The thing that made me think of the African Americans in this context was the fact that they compare with Muslims in the fact that the new arrivals do better than the ones brought up in the country. This seems to be at least partially true of the Muslim populations. But maybe you have statistics I haven't seen.
It may be possible but I actually saw two divergent studies on this question, both with methodological problems. The prohibition of ethnic statistics render those studies difficult.
That is NOT the major problem in France.
On the opposite our identity crisis is our biggest problem, with severe economic impacts. The loss of trust and optimism have immense consequences for an economy, and they are in large parts caused by societal factors such as
the cost of multiethnicity and the dismantlement of national democracies in favor of an international bureaucracy.
Besides this new international order has important responsibilities in our economic situation. Being prohibited to tackle our trade deficit by any other way than long-term changes actually causes large losses by the time those changes produce effects. And in no country deep reforms can be conducted quickly, even though France has a worse track record on this matter.
France's key stumbling block is its attitude toward "work". It has a Legal Code defining all aspects of work-relationships that has more words in it than bible. The very notion "to codify work" is aberrant - down to the silly notion that nobody should be in an office on a Saturday afternoon. (So guards have the authority to not let them in.)
I vigorously hate our labor code but you are NOT prohibited to come on Saturday because of the law. It was likely for security questions: it would be easy for a lone employee to copy sensitive files or steal expensive hardware for example. Only work on Sunday is outlawed in the majority of cases.
I could go on about the silliness of the 35-hour work week voted in by a Socialist Government in 2000 by lowering the numbers of hours worked in a week from 39.5 to 35, at the same pay-rate. The French are good workers, but unlike the Americans who think it is a "way of life".
One can argue in favor of one situation or another, but none is a silver bullet.

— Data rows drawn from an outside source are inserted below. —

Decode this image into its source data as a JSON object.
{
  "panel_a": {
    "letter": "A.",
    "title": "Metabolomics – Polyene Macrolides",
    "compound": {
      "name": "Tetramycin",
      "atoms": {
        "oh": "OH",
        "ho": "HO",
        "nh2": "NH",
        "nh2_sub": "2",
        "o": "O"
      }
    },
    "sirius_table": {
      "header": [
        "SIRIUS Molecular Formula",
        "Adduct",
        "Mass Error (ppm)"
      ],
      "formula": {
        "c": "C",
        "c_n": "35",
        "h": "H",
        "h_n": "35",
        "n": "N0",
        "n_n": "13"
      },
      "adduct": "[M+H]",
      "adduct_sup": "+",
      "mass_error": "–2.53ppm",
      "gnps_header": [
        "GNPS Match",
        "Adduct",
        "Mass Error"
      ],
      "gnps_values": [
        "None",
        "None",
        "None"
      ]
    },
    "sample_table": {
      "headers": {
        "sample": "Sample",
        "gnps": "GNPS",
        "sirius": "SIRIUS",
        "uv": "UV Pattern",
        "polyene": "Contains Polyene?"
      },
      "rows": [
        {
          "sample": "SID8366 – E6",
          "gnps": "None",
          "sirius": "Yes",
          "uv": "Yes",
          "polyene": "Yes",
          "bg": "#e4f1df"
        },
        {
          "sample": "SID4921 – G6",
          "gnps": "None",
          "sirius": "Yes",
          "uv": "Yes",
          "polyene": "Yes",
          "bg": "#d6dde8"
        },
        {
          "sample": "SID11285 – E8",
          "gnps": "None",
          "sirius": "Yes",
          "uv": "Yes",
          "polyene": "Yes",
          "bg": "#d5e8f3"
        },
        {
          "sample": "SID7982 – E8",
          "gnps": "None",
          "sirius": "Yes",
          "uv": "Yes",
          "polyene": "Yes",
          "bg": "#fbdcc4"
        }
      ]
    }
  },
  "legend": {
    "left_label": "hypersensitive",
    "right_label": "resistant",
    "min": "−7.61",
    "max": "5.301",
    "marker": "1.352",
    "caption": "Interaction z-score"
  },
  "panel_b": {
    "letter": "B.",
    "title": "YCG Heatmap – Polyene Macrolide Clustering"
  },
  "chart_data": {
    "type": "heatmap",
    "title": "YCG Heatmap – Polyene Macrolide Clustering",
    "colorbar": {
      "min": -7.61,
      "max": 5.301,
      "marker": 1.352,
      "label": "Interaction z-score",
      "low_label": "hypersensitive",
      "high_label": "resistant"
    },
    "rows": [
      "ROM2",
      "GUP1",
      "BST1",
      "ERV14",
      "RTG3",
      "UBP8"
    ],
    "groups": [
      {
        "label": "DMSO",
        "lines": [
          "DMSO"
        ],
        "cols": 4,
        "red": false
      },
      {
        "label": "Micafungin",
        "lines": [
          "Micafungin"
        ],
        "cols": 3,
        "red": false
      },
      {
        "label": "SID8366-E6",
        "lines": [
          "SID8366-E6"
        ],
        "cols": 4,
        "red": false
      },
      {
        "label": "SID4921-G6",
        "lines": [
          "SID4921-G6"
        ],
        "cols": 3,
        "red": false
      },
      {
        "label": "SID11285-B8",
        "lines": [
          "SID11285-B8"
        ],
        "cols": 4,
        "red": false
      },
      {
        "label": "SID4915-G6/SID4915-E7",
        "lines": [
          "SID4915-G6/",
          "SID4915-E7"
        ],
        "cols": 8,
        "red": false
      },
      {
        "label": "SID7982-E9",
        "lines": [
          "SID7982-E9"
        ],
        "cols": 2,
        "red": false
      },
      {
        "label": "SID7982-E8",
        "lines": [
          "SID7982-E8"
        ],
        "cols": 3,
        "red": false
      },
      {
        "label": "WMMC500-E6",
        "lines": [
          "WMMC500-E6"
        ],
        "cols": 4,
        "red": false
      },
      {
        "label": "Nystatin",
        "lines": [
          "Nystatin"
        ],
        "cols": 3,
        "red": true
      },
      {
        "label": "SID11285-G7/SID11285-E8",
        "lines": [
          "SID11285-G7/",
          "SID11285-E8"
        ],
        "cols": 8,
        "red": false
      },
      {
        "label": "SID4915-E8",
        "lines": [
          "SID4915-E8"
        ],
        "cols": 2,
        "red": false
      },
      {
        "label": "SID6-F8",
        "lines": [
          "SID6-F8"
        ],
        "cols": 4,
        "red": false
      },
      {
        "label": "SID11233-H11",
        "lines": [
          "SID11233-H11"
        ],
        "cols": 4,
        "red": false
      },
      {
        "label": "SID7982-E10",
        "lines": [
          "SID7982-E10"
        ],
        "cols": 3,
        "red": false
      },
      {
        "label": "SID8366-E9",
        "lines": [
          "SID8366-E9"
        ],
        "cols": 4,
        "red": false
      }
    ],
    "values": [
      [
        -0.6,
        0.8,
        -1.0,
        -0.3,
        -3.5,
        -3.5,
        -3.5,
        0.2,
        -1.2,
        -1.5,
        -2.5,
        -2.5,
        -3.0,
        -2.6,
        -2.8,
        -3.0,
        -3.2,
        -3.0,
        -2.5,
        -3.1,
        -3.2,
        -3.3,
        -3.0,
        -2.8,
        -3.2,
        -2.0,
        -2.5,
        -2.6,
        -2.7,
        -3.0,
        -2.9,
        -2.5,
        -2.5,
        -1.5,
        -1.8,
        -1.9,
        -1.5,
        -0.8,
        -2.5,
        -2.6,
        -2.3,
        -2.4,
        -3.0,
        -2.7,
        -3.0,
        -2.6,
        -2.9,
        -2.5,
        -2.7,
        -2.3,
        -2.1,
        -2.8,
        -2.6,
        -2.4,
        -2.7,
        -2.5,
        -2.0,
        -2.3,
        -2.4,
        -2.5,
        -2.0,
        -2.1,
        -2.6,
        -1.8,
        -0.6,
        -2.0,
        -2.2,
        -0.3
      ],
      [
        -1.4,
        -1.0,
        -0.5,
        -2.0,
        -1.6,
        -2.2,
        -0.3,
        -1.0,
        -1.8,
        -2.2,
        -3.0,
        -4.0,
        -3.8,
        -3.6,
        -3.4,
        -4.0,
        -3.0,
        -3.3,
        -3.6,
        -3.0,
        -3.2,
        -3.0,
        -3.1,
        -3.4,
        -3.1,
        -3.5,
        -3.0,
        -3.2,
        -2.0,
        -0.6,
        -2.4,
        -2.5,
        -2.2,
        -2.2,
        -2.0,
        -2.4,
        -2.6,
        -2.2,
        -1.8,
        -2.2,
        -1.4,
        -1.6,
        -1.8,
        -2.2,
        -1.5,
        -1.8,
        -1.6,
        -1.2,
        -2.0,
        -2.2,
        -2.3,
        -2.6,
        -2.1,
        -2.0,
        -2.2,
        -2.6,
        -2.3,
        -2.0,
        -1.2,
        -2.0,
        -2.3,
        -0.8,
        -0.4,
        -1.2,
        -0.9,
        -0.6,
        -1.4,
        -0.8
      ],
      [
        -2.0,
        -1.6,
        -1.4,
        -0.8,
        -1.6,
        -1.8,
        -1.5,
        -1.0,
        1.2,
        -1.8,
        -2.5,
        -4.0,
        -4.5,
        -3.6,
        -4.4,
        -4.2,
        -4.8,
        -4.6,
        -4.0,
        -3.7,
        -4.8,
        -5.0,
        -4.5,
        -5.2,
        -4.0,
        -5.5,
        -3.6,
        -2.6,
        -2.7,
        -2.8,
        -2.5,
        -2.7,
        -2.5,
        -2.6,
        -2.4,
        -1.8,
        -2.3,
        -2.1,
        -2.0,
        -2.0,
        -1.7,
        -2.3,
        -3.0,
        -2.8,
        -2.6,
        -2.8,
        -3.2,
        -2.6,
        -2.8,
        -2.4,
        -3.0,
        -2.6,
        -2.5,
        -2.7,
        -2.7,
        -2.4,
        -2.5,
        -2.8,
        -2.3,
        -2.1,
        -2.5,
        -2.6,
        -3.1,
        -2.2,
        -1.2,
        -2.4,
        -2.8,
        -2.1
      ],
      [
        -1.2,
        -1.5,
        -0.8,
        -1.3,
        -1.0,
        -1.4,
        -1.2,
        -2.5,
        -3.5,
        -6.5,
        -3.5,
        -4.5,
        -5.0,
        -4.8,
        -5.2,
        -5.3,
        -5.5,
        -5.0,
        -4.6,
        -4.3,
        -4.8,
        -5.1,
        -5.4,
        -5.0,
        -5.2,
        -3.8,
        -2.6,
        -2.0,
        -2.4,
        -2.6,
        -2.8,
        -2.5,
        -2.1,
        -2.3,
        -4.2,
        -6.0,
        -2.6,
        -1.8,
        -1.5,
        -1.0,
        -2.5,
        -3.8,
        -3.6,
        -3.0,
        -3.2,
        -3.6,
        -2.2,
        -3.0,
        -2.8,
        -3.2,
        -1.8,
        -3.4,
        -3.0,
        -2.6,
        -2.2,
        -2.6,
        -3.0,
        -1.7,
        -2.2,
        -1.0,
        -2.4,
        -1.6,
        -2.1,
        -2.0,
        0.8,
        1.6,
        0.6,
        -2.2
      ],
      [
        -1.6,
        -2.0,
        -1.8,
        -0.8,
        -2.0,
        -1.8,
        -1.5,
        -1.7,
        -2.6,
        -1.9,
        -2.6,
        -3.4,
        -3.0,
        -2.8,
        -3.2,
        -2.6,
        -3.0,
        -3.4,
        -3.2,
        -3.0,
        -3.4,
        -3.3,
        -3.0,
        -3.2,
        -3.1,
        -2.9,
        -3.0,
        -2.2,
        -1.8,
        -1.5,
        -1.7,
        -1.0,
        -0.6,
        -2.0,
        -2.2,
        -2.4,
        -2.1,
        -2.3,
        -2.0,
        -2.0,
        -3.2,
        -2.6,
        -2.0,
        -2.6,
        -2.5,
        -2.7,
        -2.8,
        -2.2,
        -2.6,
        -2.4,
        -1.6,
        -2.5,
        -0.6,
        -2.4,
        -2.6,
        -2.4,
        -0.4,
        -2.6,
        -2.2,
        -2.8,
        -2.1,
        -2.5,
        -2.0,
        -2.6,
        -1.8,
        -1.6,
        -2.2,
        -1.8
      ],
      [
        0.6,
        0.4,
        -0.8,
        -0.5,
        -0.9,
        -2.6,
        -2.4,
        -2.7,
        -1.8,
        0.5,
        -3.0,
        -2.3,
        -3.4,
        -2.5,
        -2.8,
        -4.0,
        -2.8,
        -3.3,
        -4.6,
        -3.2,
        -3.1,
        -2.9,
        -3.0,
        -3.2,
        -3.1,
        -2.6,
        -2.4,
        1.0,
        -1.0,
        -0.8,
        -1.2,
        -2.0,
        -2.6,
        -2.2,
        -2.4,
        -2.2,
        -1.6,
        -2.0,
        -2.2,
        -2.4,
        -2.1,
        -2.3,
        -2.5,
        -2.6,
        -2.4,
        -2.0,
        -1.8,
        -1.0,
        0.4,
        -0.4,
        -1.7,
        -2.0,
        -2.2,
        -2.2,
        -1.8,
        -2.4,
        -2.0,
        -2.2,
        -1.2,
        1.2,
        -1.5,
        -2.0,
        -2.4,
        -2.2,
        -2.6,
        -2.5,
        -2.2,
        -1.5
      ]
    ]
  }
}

The US situation is wholly undesirable in my eyes (loss of family ties, prevalent poverty, pointless consumerist life, etc). As for other European countries, they achieved a high employment usually at the cost of more precarity and more poor workers. And everywhere median wages have declined, faster in the USA and other countries than in France, while the cost of essential goods was increasing (housing, energy, food). One can argue for any of those models, but mind you the French one has its pros that are too quickly dismissed in France.
Like everyone and his brother I advocate for a radical simplification, an universal contract with progressive rights, and more part-time, but I know from first hand experience that this solution is overblown, nearly not as important as many believe, and its cons understated. It will merely boost the local services. On the rest of the economy the benefit will be marginal. The best gain is that it should help the integration of the youth and disenfranchised, at the expense of others.
On a side note, the govt will eventually HAVE to intervene to decrease the weekly work time. Because the job destruction rate will continue to increase with time while the job creation rate will decrease. And the next technological disruption will smash the intellectual professions (whose numbers are already declining in favor of intermediary ones).
France has not known an unemployment rate less than 7% since the 1990s - which is more than a quarter of a century ago. And every five years (of a presidential term) the same tired faces show up to "lead the nation". And most haven't the foggiest notion of where to take it - but that's not a consideration since they are all
ENArques.
Of course you are against the énarques, like everyone else (but me). But almost all US presidents come from the Ivy League, and almost all British prime ministers come from Oxford. The reproduction of elites is the norm everywhere.
Remove the énarques and you will see Sciences Po replace it. What an improvement. Remove Sciences Po and it will be the ESSEC and HEC. This would be even worse.